In mid-August 2026, Patterson's lawyers argued for a retrial on seven points, including the following: a) they suggested that the jurors could have mingled with other hotel guests while being sequestered, b) they alleged that the prosecutor's cross-examination of the defendant was "unfair and oppressive," and c) they claimed that the Crown's evidence was irrelevant and allegedly "prejudiced" the case. Meanwhile, prosecutors appealed Patterson's sentencing as "manifestly inadequate" and argued that her life sentence should contain no parole provisions due to the gravity of her crimes.

==Media coverage==
===News outlets===
The Leongatha mushroom poisoning case and Patterson's arrest and arraignment in early November 2023 attracted significant domestic and international media attention. Six media film crews attended Patterson's arraignment at the Morwell courthouse on 3 November. Victoria Police inspector Dean Thomas said that the police investigation had been "subject to incredibly intense levels of public scrutiny and curiosity" by local, national and international media over the past three months. Notable international media covering the case included The Washington Post, BBC News, the Los Angeles Times, CNN, People magazine, The New York Times and NBC. The Victoria Supreme Court imposed strict guidelines on media coverage to ensure fairness. While the court was open to the public and media, the case was not televised.

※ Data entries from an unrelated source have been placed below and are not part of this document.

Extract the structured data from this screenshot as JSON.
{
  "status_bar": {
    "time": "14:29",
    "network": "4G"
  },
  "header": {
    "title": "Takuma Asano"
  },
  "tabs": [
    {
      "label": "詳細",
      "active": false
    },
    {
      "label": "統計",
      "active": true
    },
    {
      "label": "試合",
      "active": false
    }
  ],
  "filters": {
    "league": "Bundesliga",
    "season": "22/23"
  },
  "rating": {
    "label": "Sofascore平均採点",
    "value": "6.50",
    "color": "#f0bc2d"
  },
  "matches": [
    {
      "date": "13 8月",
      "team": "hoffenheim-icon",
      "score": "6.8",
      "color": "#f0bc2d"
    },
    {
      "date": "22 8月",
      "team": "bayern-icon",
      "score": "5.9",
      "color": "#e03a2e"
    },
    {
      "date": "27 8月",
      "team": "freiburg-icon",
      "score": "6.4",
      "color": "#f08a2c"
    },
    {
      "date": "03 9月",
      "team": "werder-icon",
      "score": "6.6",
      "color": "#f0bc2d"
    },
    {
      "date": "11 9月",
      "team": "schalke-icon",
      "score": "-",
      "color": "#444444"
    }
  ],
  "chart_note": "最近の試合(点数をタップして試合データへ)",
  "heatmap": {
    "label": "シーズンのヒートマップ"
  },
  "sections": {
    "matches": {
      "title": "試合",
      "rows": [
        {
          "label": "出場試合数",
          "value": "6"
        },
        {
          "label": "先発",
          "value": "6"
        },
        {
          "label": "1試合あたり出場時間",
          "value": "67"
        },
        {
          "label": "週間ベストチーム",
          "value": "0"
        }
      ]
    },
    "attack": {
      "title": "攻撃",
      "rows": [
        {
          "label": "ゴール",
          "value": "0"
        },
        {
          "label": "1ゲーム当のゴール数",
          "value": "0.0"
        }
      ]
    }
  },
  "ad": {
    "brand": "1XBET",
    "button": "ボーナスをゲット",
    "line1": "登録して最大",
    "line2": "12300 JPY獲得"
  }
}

Morwell's hotels and motels were inundated by the large media contingent. Media productions featuring the case included a Stan documentary series, the Australian Broadcasting Corporation's Mushroom Case Daily, the Herald Suns The Mushroom Cook: The Trial and Nine Entertainment's The Mushroom Trial: Say Grace podcast series.

British current affairs magazine The Spectator described the trial as Australia's "trial of the century", observing that media coverage drew media and public attention away from the aftermath of the 2025 Australian federal election. On 4 July 2025, the ABC confirmed that it was working on a true crime drama series about Patterson called Toxic. The series would be produced by Tony Ayres and written by Elise McCredie, with ABC journalist Rachael Brown serving as a consultant.

Patterson's guilty verdict on 7 July 2025 attracted substantial media coverage from both Australian and international media including The Guardian, The Sydney Morning Herald, The Age, The Australian, The West Australian, The Courier Mail, Herald Sun, Daily Mail, The Economist, BBC News, Al Jazeera English, The New York Times, and CNN. Following the trial, Seven Network confirmed that it would be releasing a Spotlight Special current affairs episode featuring experts' perspectives on the Patterson mushroom murder trial. Nine Network also confirmed that it was producing a documentary for its streaming service Stan focusing on the trial. Publishers Allen & Unwin and Hachette Australia confirmed that they would be publishing books focusing on the case by crime writers Greg Haddrick and Duncan McNabb, and another on the trial by Helen Garner, Sarah Krasnostein and Chloe Hooper.

In late September 2025, 7 News reported Patterson's red MG SUV was listed on Facebook marketplace for $18,500 by her lawyer, before being quickly removed after receiving media attention.

===Other media===

Between September and December 2025, Australian streaming platform Stan aired a three-part documentary series of the murders and subsequent trial of Patterson titled Revealed: Death Cap Murders. The series was directed by Emmy-nominated director Gil Marsden, and had major investment from Screen Australia as well as financing from VicScreen.

The 2025 book The Mushroom Tapes was co-authored by Helen Garner, Chloe Hooper, and Sarah Krasnostein. It is a record of a series of their conversations, as they evaluate the evidence, guess at possible motivations, motivations, and discuss what they have observed of the people and events around the court case. It also looks at why both audiences or readers are "so fascinated with true crime". The book was shortlisted for the 2026 for the Indie Book Awards Book of the Year – Non-Fiction award, and won the 2026 ABIA General Nonfiction Book of the Year.

Many podcasts also discussed the case.